La culletta neonatale per l’ipotermia terapeutica è uno strumento particolarmente importante nel trattamento di specifiche patologie neonatali, soprattutto nei casi di sofferenza ipossico-ischemica perinatale. Attraverso un abbassamento controllato della temperatura corporea del neonato, il dispositivo consente infatti di ridurre il rischio di danni neurologici permanenti e migliorare le possibilità di recupero nelle primissime ore di vita.
L’obiettivo dell’iniziativa è duplice: garantire cure più efficaci ai piccoli pazienti e, allo stesso tempo, evitare alle famiglie il trauma di trasferimenti urgenti verso altre strutture ospedaliere, permettendo ai genitori di restare vicini ai propri figli in una fase particolarmente delicata e complessa. Grande soddisfazione è stata espressa dalla presidente dell’AFMAL Benevento, la dottoressa Roberta Zeppa, che ha sottolineato il valore umano e sociale del progetto.
“Questa donazione – ha spiegato – rappresenta il frutto di un percorso collettivo costruito grazie alla generosità di tante persone che hanno creduto nella nostra missione. Il progetto si inserisce nel più ampio lavoro svolto dall’associazione nel quadriennio 2022-2026, durante il quale abbiamo rafforzato la nostra presenza sul territorio attraverso attività di solidarietà, assistenza e vicinanza concreta alle famiglie”. L’AFMAL Benevento, infatti, negli ultimi anni ha consolidato il proprio impegno non solo attraverso iniziative sanitarie e di sostegno agli ospedali, ma anche mediante attività sociali rivolte alle persone più fragili, tra cui la distribuzione di pacchi alimentari e l’organizzazione di visite gratuite e campagne di prevenzione.

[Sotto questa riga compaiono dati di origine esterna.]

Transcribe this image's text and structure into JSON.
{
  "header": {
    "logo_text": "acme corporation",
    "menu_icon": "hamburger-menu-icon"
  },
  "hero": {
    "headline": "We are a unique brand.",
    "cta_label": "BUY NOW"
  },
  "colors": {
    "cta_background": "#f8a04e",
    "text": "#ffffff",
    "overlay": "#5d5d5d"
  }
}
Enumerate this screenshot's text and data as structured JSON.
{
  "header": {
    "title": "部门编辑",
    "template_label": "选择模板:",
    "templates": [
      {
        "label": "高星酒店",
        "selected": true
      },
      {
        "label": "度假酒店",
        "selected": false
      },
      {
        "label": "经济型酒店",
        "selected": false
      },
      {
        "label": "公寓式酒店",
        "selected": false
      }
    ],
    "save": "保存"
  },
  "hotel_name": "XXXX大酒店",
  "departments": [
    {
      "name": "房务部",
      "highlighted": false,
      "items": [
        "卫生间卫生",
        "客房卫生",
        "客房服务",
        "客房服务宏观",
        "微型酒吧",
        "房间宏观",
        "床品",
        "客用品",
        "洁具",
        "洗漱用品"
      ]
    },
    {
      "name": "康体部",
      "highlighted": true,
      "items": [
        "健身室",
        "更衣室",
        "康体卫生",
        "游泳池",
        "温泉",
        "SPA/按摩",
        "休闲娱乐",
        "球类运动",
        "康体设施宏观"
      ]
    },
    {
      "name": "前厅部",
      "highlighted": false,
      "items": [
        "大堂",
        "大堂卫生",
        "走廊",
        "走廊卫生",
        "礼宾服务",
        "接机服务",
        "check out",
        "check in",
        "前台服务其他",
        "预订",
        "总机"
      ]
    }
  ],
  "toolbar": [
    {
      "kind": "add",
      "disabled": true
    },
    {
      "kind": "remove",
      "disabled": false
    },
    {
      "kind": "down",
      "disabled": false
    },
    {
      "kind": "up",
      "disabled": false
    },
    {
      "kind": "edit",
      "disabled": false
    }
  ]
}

Nel ricordare il percorso che ha portato alla realizzazione della donazione, la presidente Zeppa ha voluto rivolgere un ringraziamento particolare a fra Lorenzo Antonio Gamos, ex priore e tra i promotori dell’iniziativa, e all’attuale priore fra Michele Montemurri per il supporto garantito all’associazione. Il progetto assume inoltre un significato ancora più profondo alla luce dei lutti che hanno recentemente colpito la comunità dell’AFMAL. Nel settembre del 2025 è scomparso don Pompilio Cristino, figura molto attiva nel mondo del volontariato locale e collaboratore dell’associazione, mentre il 1° maggio scorso è venuto a mancare fra Benedetto Possemato, storico punto di riferimento dell’AFMAL e promotore di numerose iniziative solidali, tra cui il “Camper dell’Oasi della Salute”.
Entrambi sono stati ricordati come uomini profondamente impegnati nel servizio agli ultimi e capaci di lasciare una traccia importante nella vita sociale e solidale del territorio beneventano. Con questa nuova donazione, l’AFMAL Benevento conferma il proprio ruolo di presidio sociale e sanitario al fianco delle famiglie, della comunità e delle strutture ospedaliere, rilanciando anche l’invito rivolto a cittadini, volontari e personale medico a partecipare attivamente alle iniziative associative e ai progetti futuri dedicati alla salute e all’assistenza delle persone più fragili.